Amyardh's jaw was tight, the muscle ticking as his teeth pressed together. His hands-large, rough hands-hung at his sides, fingers flexing and curling into fists. Relaxing. Flexing. Curling. Like he was holding himself back from doing something stupid. Or maybe from doing something that felt too right. His lips moved slowly, his words low, precise, like blades being sharpened mid-sentence.

A moment later, Ovie watched as the Reporter was dragged out forcefully.

The music pounded through the air, a relentless wave of rhythm and bass that seemed to thrum through the very foundation of the grand engagement hall. Laughter, clinking glasses, and the murmur of conversation swirled together, a chaotic yet strangely intoxicating symphony of celebration.

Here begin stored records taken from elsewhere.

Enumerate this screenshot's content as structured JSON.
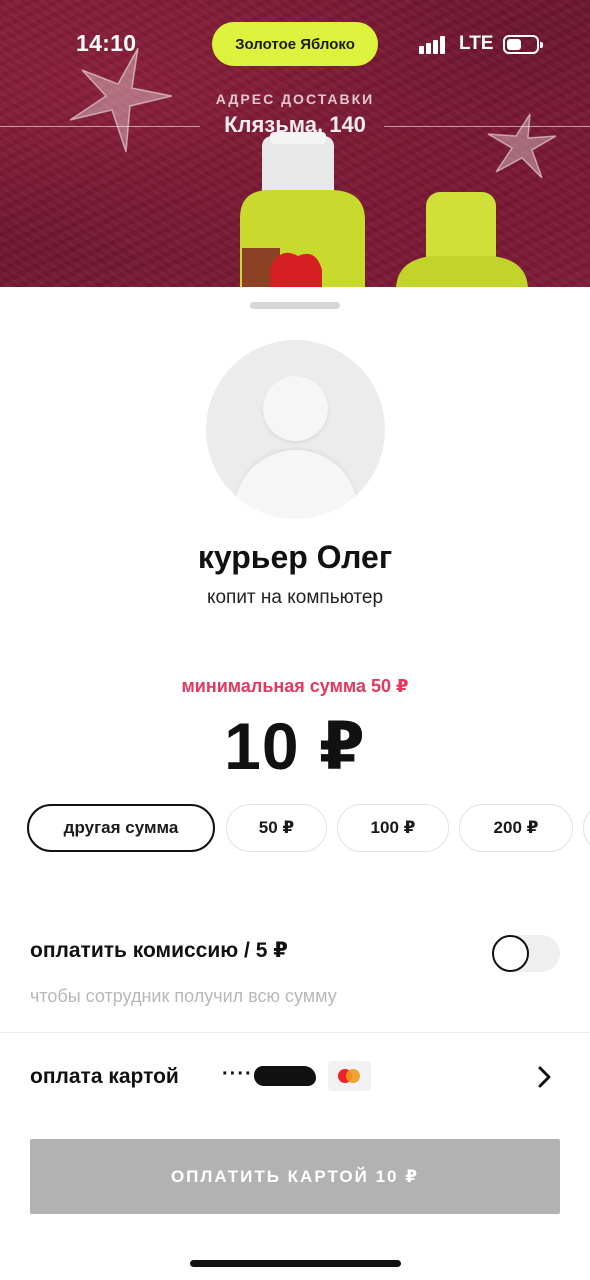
{
  "status_bar": {
    "time": "14:10",
    "pill_label": "Золотое Яблоко",
    "network": "LTE"
  },
  "delivery": {
    "caption": "АДРЕС ДОСТАВКИ",
    "address": "Клязьма, 140"
  },
  "courier": {
    "name": "курьер Олег",
    "goal": "копит на компьютер"
  },
  "tip": {
    "min_sum": "минимальная сумма 50 ₽",
    "amount": "10 ₽",
    "chips": [
      "другая сумма",
      "50 ₽",
      "100 ₽",
      "200 ₽"
    ]
  },
  "commission": {
    "title": "оплатить комиссию / 5 ₽",
    "hint": "чтобы сотрудник получил всю сумму",
    "enabled": false
  },
  "payment": {
    "label": "оплата картой",
    "card_mask": "····"
  },
  "pay_button": {
    "label": "ОПЛАТИТЬ КАРТОЙ 10 ₽"
  },
  "colors": {
    "banner": "#7d1a35",
    "pill": "#ddf23c",
    "accent_pink": "#e8375e",
    "button_disabled": "#b2b2b2"
  }
}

But Ovie barely registered any of it.

She stood abruptly from her seat, her pulse hammering like a war drum. A mere ten minutes ago, an entirely different emotion had surged within her-an uncontrollable, almost primal urge to end someone's existence. Now, in a complete turn of fate, she was possessed by an equally powerful compulsion: to dance. To move. To lose herself in the music and the wine-sweet air until nothing else remained.

Her champagne glass, still half-full, tilted precariously in her hand before she carelessly set it down. She had indulged in more glasses than she cared to count, the golden liquid swirling inside her, making her limbs feel light yet dangerously unsteady.

Her gaze darted across the room, searching for something-anything-that could anchor her, but the faces around her were blurred, a kaleidoscope of joy and frivolity she could not partake in. No, not like them. Not when her heart ached with something raw and venomous.